President George W. Bush's plan for boosting the slumping U.S. economy may have some long-term benefits, but it will likely provide little stimulus in the near future, Duke economists said this week after the plan's release.
Reacting to slow economic growth and widespread unemployment, Bush called for the elimination of taxes on stock dividends, an extension of unemployment benefits, as well as various other tax breaks for individuals and businesses. Overall, the plan would provide about $674 billion in economic relief, White House officials said.
Democrats proposed a competing plan Monday that offers more modest, temporary tax cuts, as well as some relief to ailing state budgets, all totaling about $136 billion in 2003.
Duke economists stressed that neither plan is likely to escape Congressional negotiations intact, and professors' prescriptions for stimulating the economy varied widely. Most agreed, however, that if the president's plan has an effect on the economy, it will not be felt any time soon.
"The Republican plan appears to be much more of a long-term growth package, where the Democratic plan, from what has been released, is much more of a short-term relief package," said Paul Cowgill, a visiting instructor in economics who specializes in macroeconomic policy.
Citing lack of investment and consumer spending as two of the most pressing economic problems, Cowgill said that eliminating dividends taxes will, over time, increase stock purchases and enable companies to invest more. Moreover, he said, the extension of unemployment benefits-a bipartisan proposal signed by Bush Wednesday-and more tax cuts will provide relief to those most affected by layoffs, encouraging them to spend more.

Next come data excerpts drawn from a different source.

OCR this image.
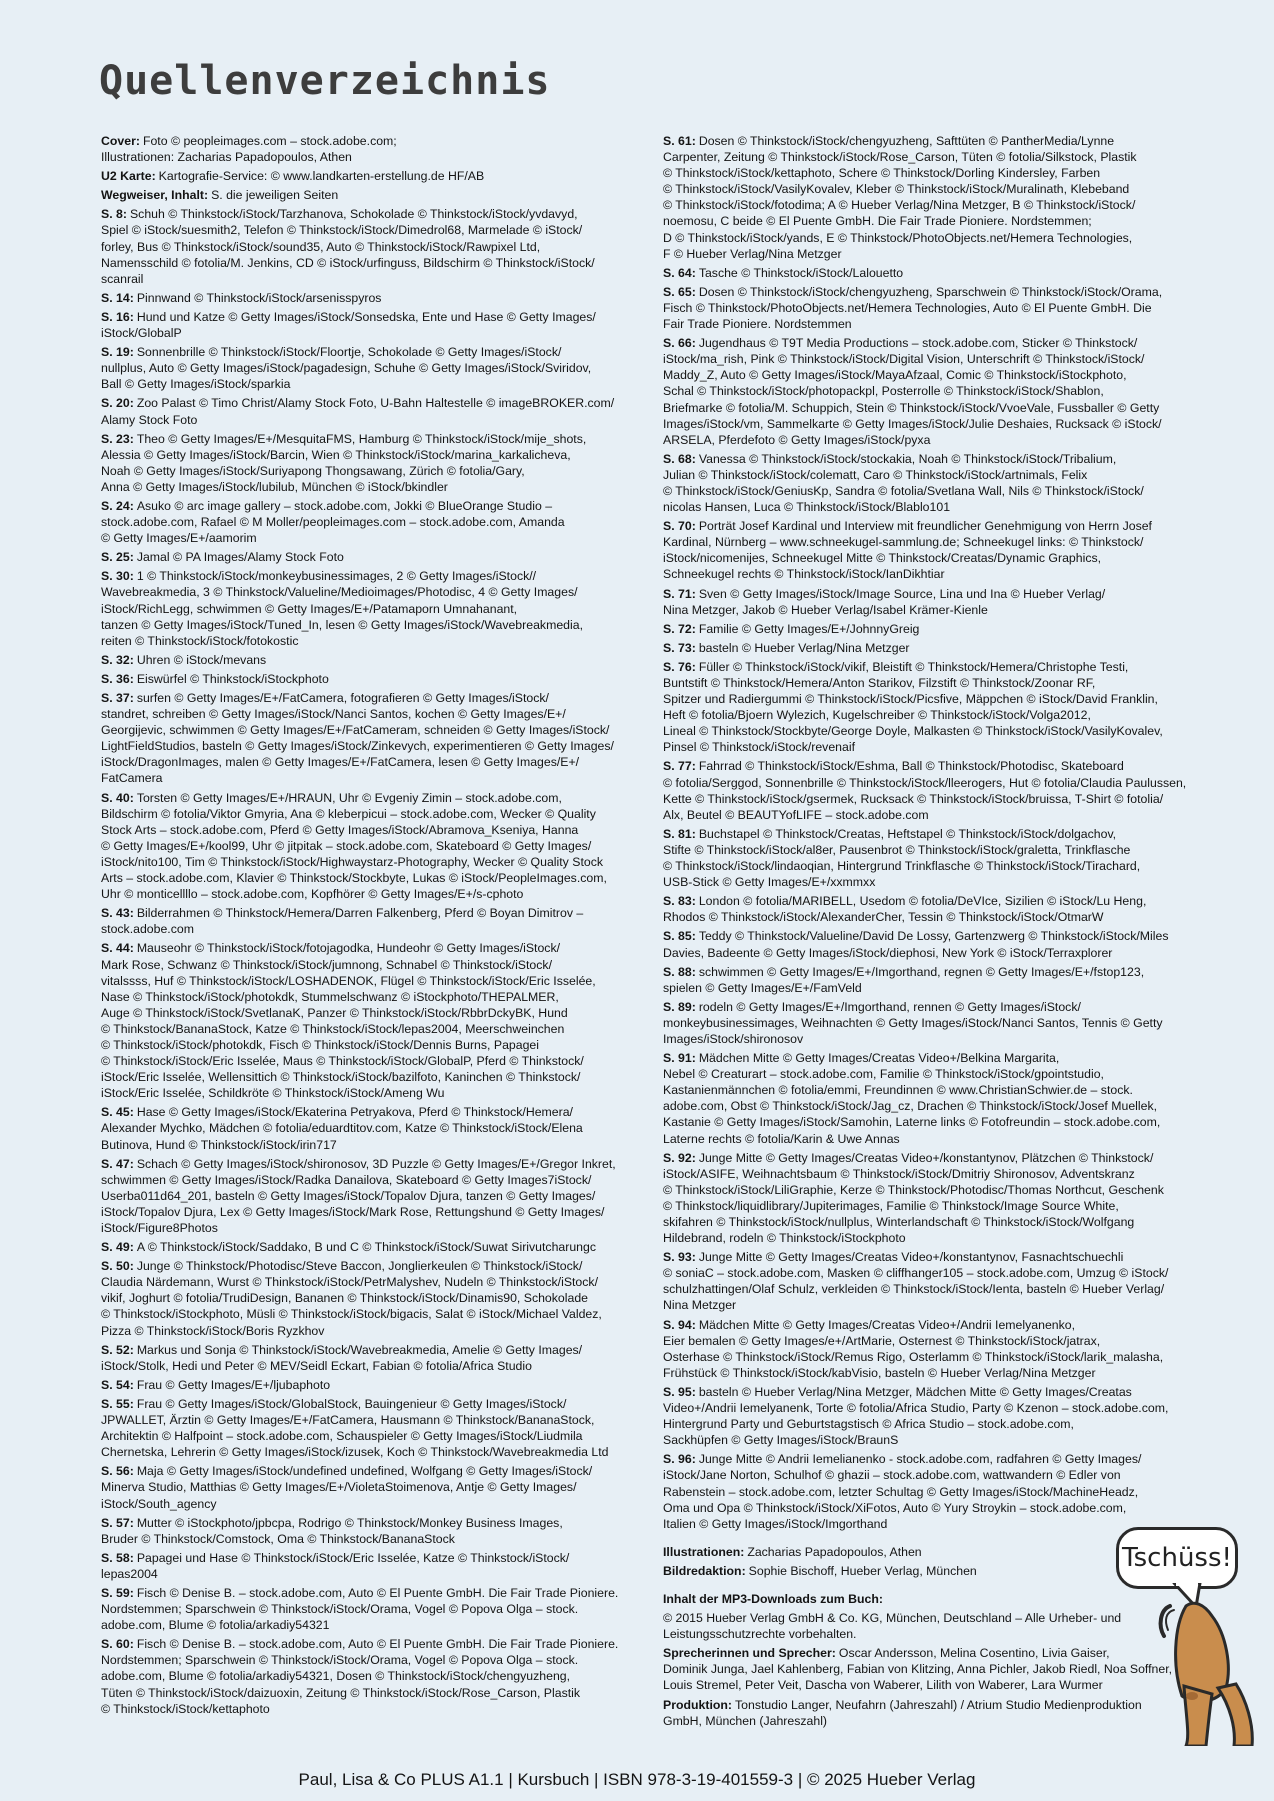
Quellenverzeichnis
Cover: Foto © peopleimages.com – stock.adobe.com;
Illustrationen: Zacharias Papadopoulos, Athen
U2 Karte: Kartografie-Service: © www.landkarten-erstellung.de HF/AB
Wegweiser, Inhalt: S. die jeweiligen Seiten
S. 8: Schuh © Thinkstock/iStock/Tarzhanova, Schokolade © Thinkstock/iStock/yvdavyd,
Spiel © iStock/suesmith2, Telefon © Thinkstock/iStock/Dimedrol68, Marmelade © iStock/
forley, Bus © Thinkstock/iStock/sound35, Auto © Thinkstock/iStock/Rawpixel Ltd,
Namensschild © fotolia/M. Jenkins, CD © iStock/urfinguss, Bildschirm © Thinkstock/iStock/
scanrail
S. 14: Pinnwand © Thinkstock/iStock/arsenisspyros
S. 16: Hund und Katze © Getty Images/iStock/Sonsedska, Ente und Hase © Getty Images/
iStock/GlobalP
S. 19: Sonnenbrille © Thinkstock/iStock/Floortje, Schokolade © Getty Images/iStock/
nullplus, Auto © Getty Images/iStock/pagadesign, Schuhe © Getty Images/iStock/Sviridov,
Ball © Getty Images/iStock/sparkia
S. 20: Zoo Palast © Timo Christ/Alamy Stock Foto, U-Bahn Haltestelle © imageBROKER.com/
Alamy Stock Foto
S. 23: Theo © Getty Images/E+/MesquitaFMS, Hamburg © Thinkstock/iStock/mije_shots,
Alessia © Getty Images/iStock/Barcin, Wien © Thinkstock/iStock/marina_karkalicheva,
Noah © Getty Images/iStock/Suriyapong Thongsawang, Zürich © fotolia/Gary,
Anna © Getty Images/iStock/lubilub, München © iStock/bkindler
S. 24: Asuko © arc image gallery – stock.adobe.com, Jokki © BlueOrange Studio –
stock.adobe.com, Rafael © M Moller/peopleimages.com – stock.adobe.com, Amanda
© Getty Images/E+/aamorim
S. 25: Jamal © PA Images/Alamy Stock Foto
S. 30: 1 © Thinkstock/iStock/monkeybusinessimages, 2 © Getty Images/iStock//
Wavebreakmedia, 3 © Thinkstock/Valueline/Medioimages/Photodisc, 4 © Getty Images/
iStock/RichLegg, schwimmen © Getty Images/E+/Patamaporn Umnahanant,
tanzen © Getty Images/iStock/Tuned_In, lesen © Getty Images/iStock/Wavebreakmedia,
reiten © Thinkstock/iStock/fotokostic
S. 32: Uhren © iStock/mevans
S. 36: Eiswürfel © Thinkstock/iStockphoto
S. 37: surfen © Getty Images/E+/FatCamera, fotografieren © Getty Images/iStock/
standret, schreiben © Getty Images/iStock/Nanci Santos, kochen © Getty Images/E+/
Georgijevic, schwimmen © Getty Images/E+/FatCameram, schneiden © Getty Images/iStock/
LightFieldStudios, basteln © Getty Images/iStock/Zinkevych, experimentieren © Getty Images/
iStock/DragonImages, malen © Getty Images/E+/FatCamera, lesen © Getty Images/E+/
FatCamera
S. 40: Torsten © Getty Images/E+/HRAUN, Uhr © Evgeniy Zimin – stock.adobe.com,
Bildschirm © fotolia/Viktor Gmyria, Ana © kleberpicui – stock.adobe.com, Wecker © Quality
Stock Arts – stock.adobe.com, Pferd © Getty Images/iStock/Abramova_Kseniya, Hanna
© Getty Images/E+/kool99, Uhr © jitpitak – stock.adobe.com, Skateboard © Getty Images/
iStock/nito100, Tim © Thinkstock/iStock/Highwaystarz-Photography, Wecker © Quality Stock
Arts – stock.adobe.com, Klavier © Thinkstock/Stockbyte, Lukas © iStock/PeopleImages.com,
Uhr © monticellllo – stock.adobe.com, Kopfhörer © Getty Images/E+/s-cphoto
S. 43: Bilderrahmen © Thinkstock/Hemera/Darren Falkenberg, Pferd © Boyan Dimitrov –
stock.adobe.com
S. 44: Mauseohr © Thinkstock/iStock/fotojagodka, Hundeohr © Getty Images/iStock/
Mark Rose, Schwanz © Thinkstock/iStock/jumnong, Schnabel © Thinkstock/iStock/
vitalssss, Huf © Thinkstock/iStock/LOSHADENOK, Flügel © Thinkstock/iStock/Eric Isselée,
Nase © Thinkstock/iStock/photokdk, Stummelschwanz © iStockphoto/THEPALMER,
Auge © Thinkstock/iStock/SvetlanaK, Panzer © Thinkstock/iStock/RbbrDckyBK, Hund
© Thinkstock/BananaStock, Katze © Thinkstock/iStock/lepas2004, Meerschweinchen
© Thinkstock/iStock/photokdk, Fisch © Thinkstock/iStock/Dennis Burns, Papagei
© Thinkstock/iStock/Eric Isselée, Maus © Thinkstock/iStock/GlobalP, Pferd © Thinkstock/
iStock/Eric Isselée, Wellensittich © Thinkstock/iStock/bazilfoto, Kaninchen © Thinkstock/
iStock/Eric Isselée, Schildkröte © Thinkstock/iStock/Ameng Wu
S. 45: Hase © Getty Images/iStock/Ekaterina Petryakova, Pferd © Thinkstock/Hemera/
Alexander Mychko, Mädchen © fotolia/eduardtitov.com, Katze © Thinkstock/iStock/Elena
Butinova, Hund © Thinkstock/iStock/irin717
S. 47: Schach © Getty Images/iStock/shironosov, 3D Puzzle © Getty Images/E+/Gregor Inkret,
schwimmen © Getty Images/iStock/Radka Danailova, Skateboard © Getty Images7iStock/
Userba011d64_201, basteln © Getty Images/iStock/Topalov Djura, tanzen © Getty Images/
iStock/Topalov Djura, Lex © Getty Images/iStock/Mark Rose, Rettungshund © Getty Images/
iStock/Figure8Photos
S. 49: A © Thinkstock/iStock/Saddako, B und C © Thinkstock/iStock/Suwat Sirivutcharungc
S. 50: Junge © Thinkstock/Photodisc/Steve Baccon, Jonglierkeulen © Thinkstock/iStock/
Claudia Närdemann, Wurst © Thinkstock/iStock/PetrMalyshev, Nudeln © Thinkstock/iStock/
vikif, Joghurt © fotolia/TrudiDesign, Bananen © Thinkstock/iStock/Dinamis90, Schokolade
© Thinkstock/iStockphoto, Müsli © Thinkstock/iStock/bigacis, Salat © iStock/Michael Valdez,
Pizza © Thinkstock/iStock/Boris Ryzkhov
S. 52: Markus und Sonja © Thinkstock/iStock/Wavebreakmedia, Amelie © Getty Images/
iStock/Stolk, Hedi und Peter © MEV/Seidl Eckart, Fabian © fotolia/Africa Studio
S. 54: Frau © Getty Images/E+/ljubaphoto
S. 55: Frau © Getty Images/iStock/GlobalStock, Bauingenieur © Getty Images/iStock/
JPWALLET, Ärztin © Getty Images/E+/FatCamera, Hausmann © Thinkstock/BananaStock,
Architektin © Halfpoint – stock.adobe.com, Schauspieler © Getty Images/iStock/Liudmila
Chernetska, Lehrerin © Getty Images/iStock/izusek, Koch © Thinkstock/Wavebreakmedia Ltd
S. 56: Maja © Getty Images/iStock/undefined undefined, Wolfgang © Getty Images/iStock/
Minerva Studio, Matthias © Getty Images/E+/VioletaStoimenova, Antje © Getty Images/
iStock/South_agency
S. 57: Mutter © iStockphoto/jpbcpa, Rodrigo © Thinkstock/Monkey Business Images,
Bruder © Thinkstock/Comstock, Oma © Thinkstock/BananaStock
S. 58: Papagei und Hase © Thinkstock/iStock/Eric Isselée, Katze © Thinkstock/iStock/
lepas2004
S. 59: Fisch © Denise B. – stock.adobe.com, Auto © El Puente GmbH. Die Fair Trade Pioniere.
Nordstemmen; Sparschwein © Thinkstock/iStock/Orama, Vogel © Popova Olga – stock.
adobe.com, Blume © fotolia/arkadiy54321
S. 60: Fisch © Denise B. – stock.adobe.com, Auto © El Puente GmbH. Die Fair Trade Pioniere.
Nordstemmen; Sparschwein © Thinkstock/iStock/Orama, Vogel © Popova Olga – stock.
adobe.com, Blume © fotolia/arkadiy54321, Dosen © Thinkstock/iStock/chengyuzheng,
Tüten © Thinkstock/iStock/daizuoxin, Zeitung © Thinkstock/iStock/Rose_Carson, Plastik
© Thinkstock/iStock/kettaphoto
S. 61: Dosen © Thinkstock/iStock/chengyuzheng, Safttüten © PantherMedia/Lynne
Carpenter, Zeitung © Thinkstock/iStock/Rose_Carson, Tüten © fotolia/Silkstock, Plastik
© Thinkstock/iStock/kettaphoto, Schere © Thinkstock/Dorling Kindersley, Farben
© Thinkstock/iStock/VasilyKovalev, Kleber © Thinkstock/iStock/Muralinath, Klebeband
© Thinkstock/iStock/fotodima; A © Hueber Verlag/Nina Metzger, B © Thinkstock/iStock/
noemosu, C beide © El Puente GmbH. Die Fair Trade Pioniere. Nordstemmen;
D © Thinkstock/iStock/yands, E © Thinkstock/PhotoObjects.net/Hemera Technologies,
F © Hueber Verlag/Nina Metzger
S. 64: Tasche © Thinkstock/iStock/Lalouetto
S. 65: Dosen © Thinkstock/iStock/chengyuzheng, Sparschwein © Thinkstock/iStock/Orama,
Fisch © Thinkstock/PhotoObjects.net/Hemera Technologies, Auto © El Puente GmbH. Die
Fair Trade Pioniere. Nordstemmen
S. 66: Jugendhaus © T9T Media Productions – stock.adobe.com, Sticker © Thinkstock/
iStock/ma_rish, Pink © Thinkstock/iStock/Digital Vision, Unterschrift © Thinkstock/iStock/
Maddy_Z, Auto © Getty Images/iStock/MayaAfzaal, Comic © Thinkstock/iStockphoto,
Schal © Thinkstock/iStock/photopackpl, Posterrolle © Thinkstock/iStock/Shablon,
Briefmarke © fotolia/M. Schuppich, Stein © Thinkstock/iStock/VvoeVale, Fussballer © Getty
Images/iStock/vm, Sammelkarte © Getty Images/iStock/Julie Deshaies, Rucksack © iStock/
ARSELA, Pferdefoto © Getty Images/iStock/pyxa
S. 68: Vanessa © Thinkstock/iStock/stockakia, Noah © Thinkstock/iStock/Tribalium,
Julian © Thinkstock/iStock/colematt, Caro © Thinkstock/iStock/artnimals, Felix
© Thinkstock/iStock/GeniusKp, Sandra © fotolia/Svetlana Wall, Nils © Thinkstock/iStock/
nicolas Hansen, Luca © Thinkstock/iStock/Blablo101
S. 70: Porträt Josef Kardinal und Interview mit freundlicher Genehmigung von Herrn Josef
Kardinal, Nürnberg – www.schneekugel-sammlung.de; Schneekugel links: © Thinkstock/
iStock/nicomenijes, Schneekugel Mitte © Thinkstock/Creatas/Dynamic Graphics,
Schneekugel rechts © Thinkstock/iStock/IanDikhtiar
S. 71: Sven © Getty Images/iStock/Image Source, Lina und Ina © Hueber Verlag/
Nina Metzger, Jakob © Hueber Verlag/Isabel Krämer-Kienle
S. 72: Familie © Getty Images/E+/JohnnyGreig
S. 73: basteln © Hueber Verlag/Nina Metzger
S. 76: Füller © Thinkstock/iStock/vikif, Bleistift © Thinkstock/Hemera/Christophe Testi,
Buntstift © Thinkstock/Hemera/Anton Starikov, Filzstift © Thinkstock/Zoonar RF,
Spitzer und Radiergummi © Thinkstock/iStock/Picsfive, Mäppchen © iStock/David Franklin,
Heft © fotolia/Bjoern Wylezich, Kugelschreiber © Thinkstock/iStock/Volga2012,
Lineal © Thinkstock/Stockbyte/George Doyle, Malkasten © Thinkstock/iStock/VasilyKovalev,
Pinsel © Thinkstock/iStock/revenaif
S. 77: Fahrrad © Thinkstock/iStock/Eshma, Ball © Thinkstock/Photodisc, Skateboard
© fotolia/Serggod, Sonnenbrille © Thinkstock/iStock/lleerogers, Hut © fotolia/Claudia Paulussen,
Kette © Thinkstock/iStock/gsermek, Rucksack © Thinkstock/iStock/bruissa, T-Shirt © fotolia/
Alx, Beutel © BEAUTYofLIFE – stock.adobe.com
S. 81: Buchstapel © Thinkstock/Creatas, Heftstapel © Thinkstock/iStock/dolgachov,
Stifte © Thinkstock/iStock/al8er, Pausenbrot © Thinkstock/iStock/graletta, Trinkflasche
© Thinkstock/iStock/lindaoqian, Hintergrund Trinkflasche © Thinkstock/iStock/Tirachard,
USB-Stick © Getty Images/E+/xxmmxx
S. 83: London © fotolia/MARIBELL, Usedom © fotolia/DeVIce, Sizilien © iStock/Lu Heng,
Rhodos © Thinkstock/iStock/AlexanderCher, Tessin © Thinkstock/iStock/OtmarW
S. 85: Teddy © Thinkstock/Valueline/David De Lossy, Gartenzwerg © Thinkstock/iStock/Miles
Davies, Badeente © Getty Images/iStock/diephosi, New York © iStock/Terraxplorer
S. 88: schwimmen © Getty Images/E+/Imgorthand, regnen © Getty Images/E+/fstop123,
spielen © Getty Images/E+/FamVeld
S. 89: rodeln © Getty Images/E+/Imgorthand, rennen © Getty Images/iStock/
monkeybusinessimages, Weihnachten © Getty Images/iStock/Nanci Santos, Tennis © Getty
Images/iStock/shironosov
S. 91: Mädchen Mitte © Getty Images/Creatas Video+/Belkina Margarita,
Nebel © Creaturart – stock.adobe.com, Familie © Thinkstock/iStock/gpointstudio,
Kastanienmännchen © fotolia/emmi, Freundinnen © www.ChristianSchwier.de – stock.
adobe.com, Obst © Thinkstock/iStock/Jag_cz, Drachen © Thinkstock/iStock/Josef Muellek,
Kastanie © Getty Images/iStock/Samohin, Laterne links © Fotofreundin – stock.adobe.com,
Laterne rechts © fotolia/Karin & Uwe Annas
S. 92: Junge Mitte © Getty Images/Creatas Video+/konstantynov, Plätzchen © Thinkstock/
iStock/ASIFE, Weihnachtsbaum © Thinkstock/iStock/Dmitriy Shironosov, Adventskranz
© Thinkstock/iStock/LiliGraphie, Kerze © Thinkstock/Photodisc/Thomas Northcut, Geschenk
© Thinkstock/liquidlibrary/Jupiterimages, Familie © Thinkstock/Image Source White,
skifahren © Thinkstock/iStock/nullplus, Winterlandschaft © Thinkstock/iStock/Wolfgang
Hildebrand, rodeln © Thinkstock/iStockphoto
S. 93: Junge Mitte © Getty Images/Creatas Video+/konstantynov, Fasnachtschuechli
© soniaC – stock.adobe.com, Masken © cliffhanger105 – stock.adobe.com, Umzug © iStock/
schulzhattingen/Olaf Schulz, verkleiden © Thinkstock/iStock/Ienta, basteln © Hueber Verlag/
Nina Metzger
S. 94: Mädchen Mitte © Getty Images/Creatas Video+/Andrii Iemelyanenko,
Eier bemalen © Getty Images/e+/ArtMarie, Osternest © Thinkstock/iStock/jatrax,
Osterhase © Thinkstock/iStock/Remus Rigo, Osterlamm © Thinkstock/iStock/larik_malasha,
Frühstück © Thinkstock/iStock/kabVisio, basteln © Hueber Verlag/Nina Metzger
S. 95: basteln © Hueber Verlag/Nina Metzger, Mädchen Mitte © Getty Images/Creatas
Video+/Andrii Iemelyanenk, Torte © fotolia/Africa Studio, Party © Kzenon – stock.adobe.com,
Hintergrund Party und Geburtstagstisch © Africa Studio – stock.adobe.com,
Sackhüpfen © Getty Images/iStock/BraunS
S. 96: Junge Mitte © Andrii Iemelianenko - stock.adobe.com, radfahren © Getty Images/
iStock/Jane Norton, Schulhof © ghazii – stock.adobe.com, wattwandern © Edler von
Rabenstein – stock.adobe.com, letzter Schultag © Getty Images/iStock/MachineHeadz,
Oma und Opa © Thinkstock/iStock/XiFotos, Auto © Yury Stroykin – stock.adobe.com,
Italien © Getty Images/iStock/Imgorthand

Illustrationen: Zacharias Papadopoulos, Athen

Bildredaktion: Sophie Bischoff, Hueber Verlag, München

Inhalt der MP3-Downloads zum Buch:

© 2015 Hueber Verlag GmbH & Co. KG, München, Deutschland – Alle Urheber- und
Leistungsschutzrechte vorbehalten.
Sprecherinnen und Sprecher: Oscar Andersson, Melina Cosentino, Livia Gaiser,
Dominik Junga, Jael Kahlenberg, Fabian von Klitzing, Anna Pichler, Jakob Riedl, Noa Soffner,
Louis Stremel, Peter Veit, Dascha von Waberer, Lilith von Waberer, Lara Wurmer
Produktion: Tonstudio Langer, Neufahrn (Jahreszahl) / Atrium Studio Medienproduktion
GmbH, München (Jahreszahl)
Tschüss!
Paul, Lisa & Co PLUS A1.1 | Kursbuch | ISBN 978-3-19-401559-3 | © 2025 Hueber Verlag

Other economists echoed many Democrats' comments that Bush's tax cuts are too focused on the wealthy to help those in need or to stimulate the economy. Roy Weintraub, James B. Duke professor of economics, said even though many middle-class Americans, particularly senior citizens, receive stock dividends, they do so through retirement accounts or other tax shelters.
"It's not the right kind of package, not as a stimulus. It's a long-standing agenda to cut taxes for wealthy individuals," Weintraub said. "Taxes on dividends affect very few Americans. It doesn't affect tax-sheltered plans, in which most Americans have their savings."
Cowgill rebutted by suggesting that even if most Americans do not benefit directly from an elimination of dividend taxes, the measure could benefit them because, with higher growth, dividends could increase.
"Maybe the tax implication isn't a big deal for some people, but there would still be a trickle down because businesses would be able to pay larger dividends," he said.
Lori Leachman, associate professor of the practice of economics, said a more effective economic stimulus would focus on tax breaks for members of the lower and middle classes, who would be more likely to spend the money. The passage of extended unemployment benefits would go a long way toward that goal, she said.
"Consumer spending is 65 percent of the economy, and that has been one place where the economy really has been able to hold on," Leachman said.
Still, Leachman and other professors suggested that any plan to increase investment in the economy might be neglecting a key phenomenon of recent years: overinvestment in many sectors of the economy. Until consumption returns to a level that meets companies' supply, they said, there is very little that fiscal policymakers can do to stimulate the economy.
"We have a real big investment hangover--overinvestment in computers and software--and when demand drops, [companies] can't pay for that investment," said Corinne Krupp, visiting associate professor of public policy studies. "We need to work through that."